Me duele el “asesinato de la Narvarte”, como se le llama al horror más reciente.
Me duele que no sea una novedad que asesinen a un periodista y a una defensora de derechos humanos. ¿Cuántos ya suman?
Me duele que muchas personas se hayan convertido en defensores de derechos humanos, sólo porque el horror les tocó la puerta.
Porque nadie despierta un día diciendo: “me encantaría defender los derechos humanos”. Nos hacemos defensoras, defensores de derechos humanos porque el horror toca a la puerta o porque el nudo en la garganta necesita salir. Es decir, porque el Estado no hace su trabajo.
Me duele que la frase “Fue el Estado” se repita como coro, como rumor de tornado, como tsunami. ¿Cuándo empezó?
Me duele que miles de personas vivan exiliadas en su propio país o en cualquier otro. ¿Alguien lleva la cuenta?
Me duele que al asesinar a cuatro mujeres sus cuerpos hayan sufrido más violencia por el hecho de ser mujeres. Me duele su feminicidio que es más que un asesinato a secas, como si el asesinato a secas no bastara.
Me duele que nos dijeran que su vida valía menos que la del fotoperiodista. Y nos lo dijo el gobierno cuando no les dio mayor importancia. Y nos lo dijeron muchos medios, cuando ni siquiera les interesó nombrarlas.
Me duelen los prejuicios y los estigmas. Porque de Alejandra, la trabajadora doméstica, se ignoró el nombre, pero sí nos dijeron que era divorciada.
Y Milé Virginia, de quien sólo se dijo que era modelo y edecán colombiana, lo que fue como decir, escribe mi colega colombiana Catalina Ruiz-Navarro, que era puta, como todas las colombianas (“La colombiana de la Narvarte”, El Espectador, agosto 10).
Me duele que nos digan que el móvil fue el robo. ¿No importa que Nadia haya dejado un video acusando al gobernador de Veracruz de lo que pudiera pasarle? ¿No importa que Rubén se haya refugiado en el DF huyendo del gobernador de Veracruz?
Me duele que su verdad legal y su verdad histórica, como en el caso de Ayotzinapa, sólo nos muestre el tamaño del cinismo.
Me duele que a veces el miedo me asalte. Me duele que vigile la palabra precisa, la coma exacta. Me duele hablar en voz baja. Me duele escribir en voz baja. Y eso que yo vivo donde, dicen, nun-ca-pa-sa-na-da.

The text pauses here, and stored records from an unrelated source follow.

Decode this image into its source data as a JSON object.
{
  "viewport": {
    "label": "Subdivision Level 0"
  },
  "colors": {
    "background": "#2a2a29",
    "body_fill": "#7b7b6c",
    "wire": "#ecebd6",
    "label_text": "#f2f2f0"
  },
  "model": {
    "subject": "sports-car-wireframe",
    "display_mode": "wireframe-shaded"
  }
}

Me duele que tenga razón Leticia Bonifaz, al recordar que quienes coreábamos en los setentas Yo te nombro libertad para denunciar los horrores de las dictaduras de América del Sur, hoy recordemos esa misma canción para nuestro país (“Los sueños rotos”, El Universal, 8 de agosto).
Estoy en duelo. Como muchas y muchos periodistas. Como muchas y muchos defensores de derechos humanos. Como muchas madres y padres. Como muchas mujeres y hombres de bien.
Y me aferro a Victoria Camps: “Cuando flaquean las certezas tenemos que volver la mirada a las convicciones”.
Y me aferro a Leticia Bonifaz: “Que la pregunta sea qué sigue y no quién”.
Y me aferro a lo que escribiera en 1995 el colombiano Luis Carlos Restrepo: “¿Qué pasaría si el botín se rebelara?… ¿Si nos declarásemos en insurgencia civil? ¿Si confrontásemos con vehemencia ética a quienes nos quieren domesticar por el terror?… Si ellos están dispuestos a fraccionar y dominar el territorio con el uso de las armas, declaremos que nuestras batallas se librarán en el terreno de las conciencias…
Ejercitémonos en la fuerza para imponer justicia y poder entonces abrirnos al perdón… Si era necesaria pagar tan alta cuota de dolor, declaremos saldada la deuda y que florezca por fin en este país desgarrado una fuerza de paz, una voluntad de reconciliación, un pacto de ternura”.